Hubo un silencio entonces, mientras Moisés ben Daniel paseaba su mirada de rostro en rostro. Previendo lo que había llevado al mercader con tanta prisa a Modin, la ira y el furor comenzaron a quemarme en las entrañas, lo mismo que a Jonatás; pero Judas no se inmutó. La expresión de su rostro no cambió. Llenando otro vaso de vino, dijo:
-Bebe, padre, y luego nos dirás el resto. Ni una sola de tus palabras será puesta en duda, porque el lazo que nos une es más grande ahora.

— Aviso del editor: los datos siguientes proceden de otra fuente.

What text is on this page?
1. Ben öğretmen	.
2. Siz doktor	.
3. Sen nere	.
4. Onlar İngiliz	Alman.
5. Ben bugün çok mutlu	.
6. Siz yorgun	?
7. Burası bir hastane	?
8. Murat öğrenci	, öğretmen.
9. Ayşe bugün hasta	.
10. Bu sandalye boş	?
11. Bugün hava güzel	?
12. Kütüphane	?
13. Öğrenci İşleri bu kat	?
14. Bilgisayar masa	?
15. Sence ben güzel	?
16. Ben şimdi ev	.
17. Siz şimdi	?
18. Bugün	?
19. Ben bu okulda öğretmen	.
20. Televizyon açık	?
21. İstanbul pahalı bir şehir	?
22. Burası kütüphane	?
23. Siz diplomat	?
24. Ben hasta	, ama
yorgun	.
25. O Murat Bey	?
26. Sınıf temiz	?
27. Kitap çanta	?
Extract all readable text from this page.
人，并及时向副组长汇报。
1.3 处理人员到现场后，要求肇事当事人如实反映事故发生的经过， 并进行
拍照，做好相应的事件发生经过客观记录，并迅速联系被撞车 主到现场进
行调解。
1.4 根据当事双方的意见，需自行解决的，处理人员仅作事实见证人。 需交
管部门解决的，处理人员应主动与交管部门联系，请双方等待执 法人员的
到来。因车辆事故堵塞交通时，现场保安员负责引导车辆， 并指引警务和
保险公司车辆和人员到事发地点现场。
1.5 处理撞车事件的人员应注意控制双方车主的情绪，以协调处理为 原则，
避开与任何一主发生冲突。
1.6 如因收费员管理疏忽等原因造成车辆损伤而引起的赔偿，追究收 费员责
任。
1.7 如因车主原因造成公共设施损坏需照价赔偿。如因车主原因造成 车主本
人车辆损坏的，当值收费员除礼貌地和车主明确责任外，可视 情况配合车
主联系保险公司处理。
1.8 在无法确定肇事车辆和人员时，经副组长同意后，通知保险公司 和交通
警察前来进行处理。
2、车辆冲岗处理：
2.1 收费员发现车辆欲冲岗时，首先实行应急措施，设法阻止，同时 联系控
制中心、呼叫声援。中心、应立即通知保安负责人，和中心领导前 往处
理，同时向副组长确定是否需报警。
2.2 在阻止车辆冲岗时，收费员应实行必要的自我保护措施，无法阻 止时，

-Habló Ragesh, y preguntó a Nicanor:
»-¿Para qué queréis al Macabeo? No hay guerra en Israel, y el Macabeo cultiva en paz su tierra en Modin.
»Nicanor le respondió muy suavemente. Es cierto, le dijo, que el Macabeo cultiva pacíficamente la tierra, pero mientras el estandarte de Judas Macabeo pueda ser enarbolado de nuevo, la paz no será de larga duración.
»-Supongamos -añadió-, que ese mismo Macabeo quisiera ser rey, ¿no habría miles de judíos que seguirían su bandera? ¿La ambición no es una característica natural de los hombres? ¿Decís que Judas no es ambicioso? Sin embargo, en el transcurso de la guerra, ¿no era Judas, y siempre Judas, el que prolongaba la lucha? ¿No era Judas el que se negaba a aceptar la paz y la conciliación? ¿No reclamó Judas el mando para si y para sus hermanos, estimulando que aunque se dividiera el ejército cada una de sus partes debía estar a las órdenes de un hijo de Matatías? ¿Vais a negarlo?
»Enoch de Alejandría observó entonces que Judas era sumo sacerdote. A lo que replicó Nicanor: ¿eso no prueba que es ambicioso?